Thanks for all responses. I'm going to replace the stock hoods with hudz & see how that goes. Personally I have no issues with double tap. Its just the shifter body ergonomics are not as comfortable for me compared to shimano or campy. Hopefully the new hoods will help.


----------



## natedg200202 (Sep 2, 2008)

Shifter.


----------



## MarvinK (Feb 12, 2002)

Hudz have the same gap... original Force & Rival didn't have as big of gap, but Red and all the newer Zero Loss shifters do. It really bothered me initially (especially since my old Force stuff didn't have it), but I have since gotten used to it. You could probably put a small piece of foam or something in there... but I don't think you'll notice any difference with Hudz (I have 2 bikes with them for color reasons--one with SRAM)


----------



## gamara (May 20, 2002)

MarvinK said:


> Hudz have the same gap... original Force & Rival didn't have as big of gap, but Red and all the newer Zero Loss shifters do. It really bothered me initially (especially since my old Force stuff didn't have it), but I have since gotten used to it. You could probably put a small piece of foam or something in there... but I don't think you'll notice any difference with Hudz (I have 2 bikes with them for color reasons--one with SRAM)


Interesting. Is the rubber material that hudz uses softer than the sram hoods? Do you find them more comfortable? I find that the stock hoods to be harder than I what I would like them to be. 

Its interesting to me that when I researched the force shifters that there was no mention of the empty spot on the shifters by anyone. Maybe its not as big a deal to others but when I think ergonomics, it shouldn't be me that is required to adapt to them.


----------



## asad137 (Jul 29, 2009)

gamara said:


> Its interesting to me that when I researched the force shifters that there was no mention of the empty spot on the shifters by anyone. Maybe its not as big a deal to others but when I think ergonomics, it shouldn't be me that is required to adapt to them.


"Ergonomics" is a very personal thing. I actually never consciously noticed the thumb hole until I read this thread. I found that my thumbs just rest there naturally and it's fine -- not really sure why I would even need anything under there to support my thumbs, as I'm not putting any weight on them and they're not very heavy by themselves  

But of course this could be very different for different people. I mean, I actually thought Shimano hoods were more comfortable for my hands (I liked DoubleTap so I went with SRAM).

Asad


----------



## Diesel~ (Nov 16, 2009)

I like the solid feeling of my 9s DA shifters over my Reds, for the reasons mentioned by the OP. 

-D


----------



## peter.hardie (May 31, 2006)

I'm in the same boat as the OP. I come from a Shimano background and I bought the 2010 Force gruppo without ever trying SRAM. I just finished building up a new ride with it Monday this week and now have three rides in on my new setup. 

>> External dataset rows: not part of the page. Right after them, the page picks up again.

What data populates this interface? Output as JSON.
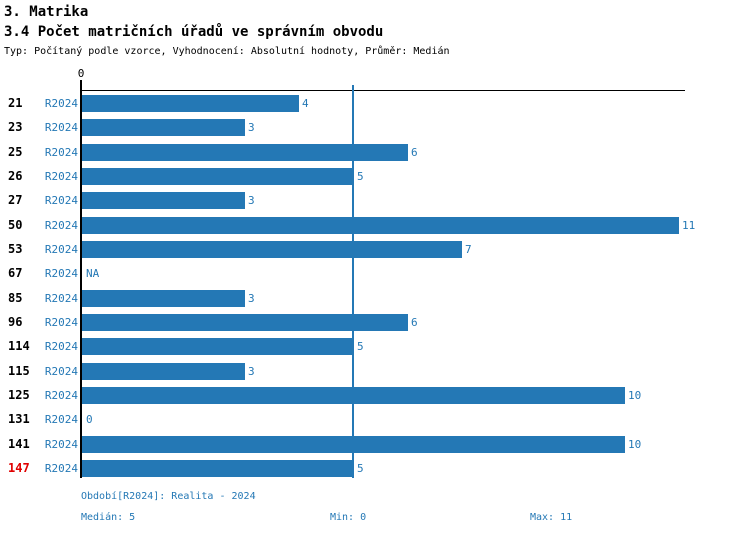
{
  "page": {
    "title": "3. Matrika",
    "subtitle": "3.4 Počet matričních úřadů ve správním obvodu",
    "meta": "Typ: Počítaný podle vzorce, Vyhodnocení: Absolutní hodnoty, Průměr: Medián"
  },
  "chart_data": {
    "type": "bar",
    "orientation": "horizontal",
    "title": "3.4 Počet matričních úřadů ve správním obvodu",
    "series_label": "R2024",
    "categories": [
      "21",
      "23",
      "25",
      "26",
      "27",
      "50",
      "53",
      "67",
      "85",
      "96",
      "114",
      "115",
      "125",
      "131",
      "141",
      "147"
    ],
    "values": [
      4,
      3,
      6,
      5,
      3,
      11,
      7,
      null,
      3,
      6,
      5,
      3,
      10,
      0,
      10,
      5
    ],
    "value_labels": [
      "4",
      "3",
      "6",
      "5",
      "3",
      "11",
      "7",
      "NA",
      "3",
      "6",
      "5",
      "3",
      "10",
      "0",
      "10",
      "5"
    ],
    "highlighted_category": "147",
    "axis": {
      "tick_label": "0",
      "min": 0,
      "max": 11,
      "median_reference_line": 5,
      "grid": false
    },
    "legend_position": "none",
    "colors": {
      "bar": "#2478b5",
      "series_text": "#2478b5",
      "category_text": "#000000",
      "highlight_text": "#e00000",
      "axis": "#000000"
    }
  },
  "footer": {
    "period": "Období[R2024]: Realita - 2024",
    "median": "Medián: 5",
    "min": "Min: 0",
    "max": "Max: 11"
  }
}
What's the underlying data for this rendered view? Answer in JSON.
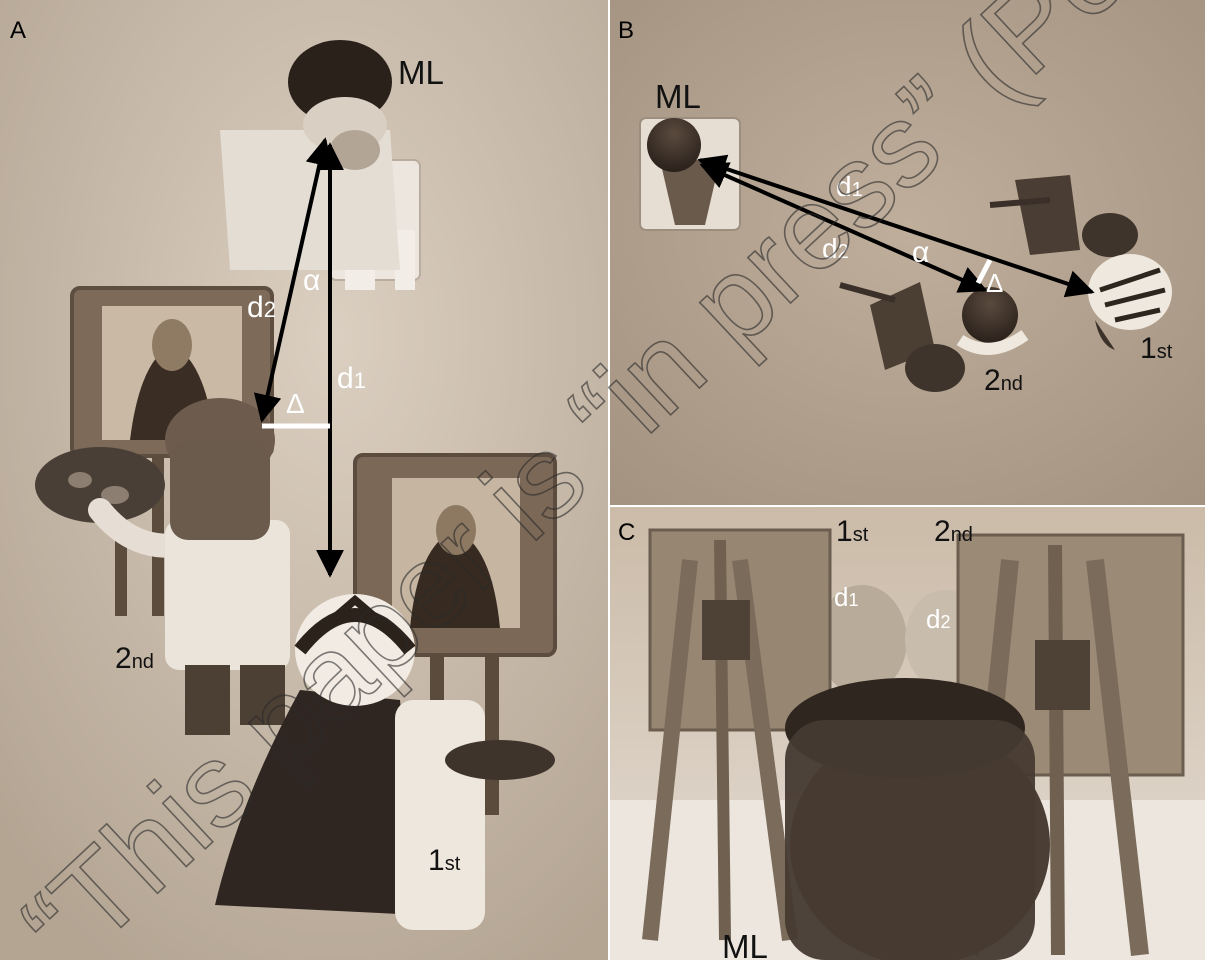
{
  "panels": {
    "a": {
      "letter": "A",
      "ml": "ML",
      "d1": "d",
      "d1_sub": "1",
      "d2": "d",
      "d2_sub": "2",
      "alpha": "α",
      "delta": "Δ",
      "second": "2",
      "second_sub": "nd",
      "first": "1",
      "first_sub": "st"
    },
    "b": {
      "letter": "B",
      "ml": "ML",
      "d1": "d",
      "d1_sub": "1",
      "d2": "d",
      "d2_sub": "2",
      "alpha": "α",
      "delta": "Δ",
      "second": "2",
      "second_sub": "nd",
      "first": "1",
      "first_sub": "st"
    },
    "c": {
      "letter": "C",
      "first": "1",
      "first_sub": "st",
      "second": "2",
      "second_sub": "nd",
      "d1": "d",
      "d1_sub": "1",
      "d2": "d",
      "d2_sub": "2",
      "ml": "ML"
    }
  },
  "watermark": "“This paper is “in press” (Perception)",
  "colors": {
    "sepia_light": "#d8ccbe",
    "sepia_mid": "#a89682",
    "sepia_dark": "#3e342b",
    "arrow": "#000000",
    "delta_bar": "#ffffff"
  }
}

Overall I'm very pleased with SRAM. I find single lever shifting more intuitive than using Shimano's double lever system. One of the drawbacks I've found with SRAM is the brifters are a little small, I have large-ish hands, and I too noticed the lack of thumb rest area. I found I adjusted quickly to it thought. Neither of these shortcomings leaves me wanting to switch back as I find the pros of the group set far outweigh the cons.


----------



## Wookiebiker (Sep 5, 2005)

I actually like the hole where your thumb sits as mine fit nicely in that area...kind of like having their own little spot to reside.

As for the hoods being small. I have very large palms, but shorter fingers and haven't had an issue with it. When I ride on the hoods or out of the saddle I just put my index finger around the brake lever and the rest behind it. Seems to work out well and is quite comfortable in the end.


----------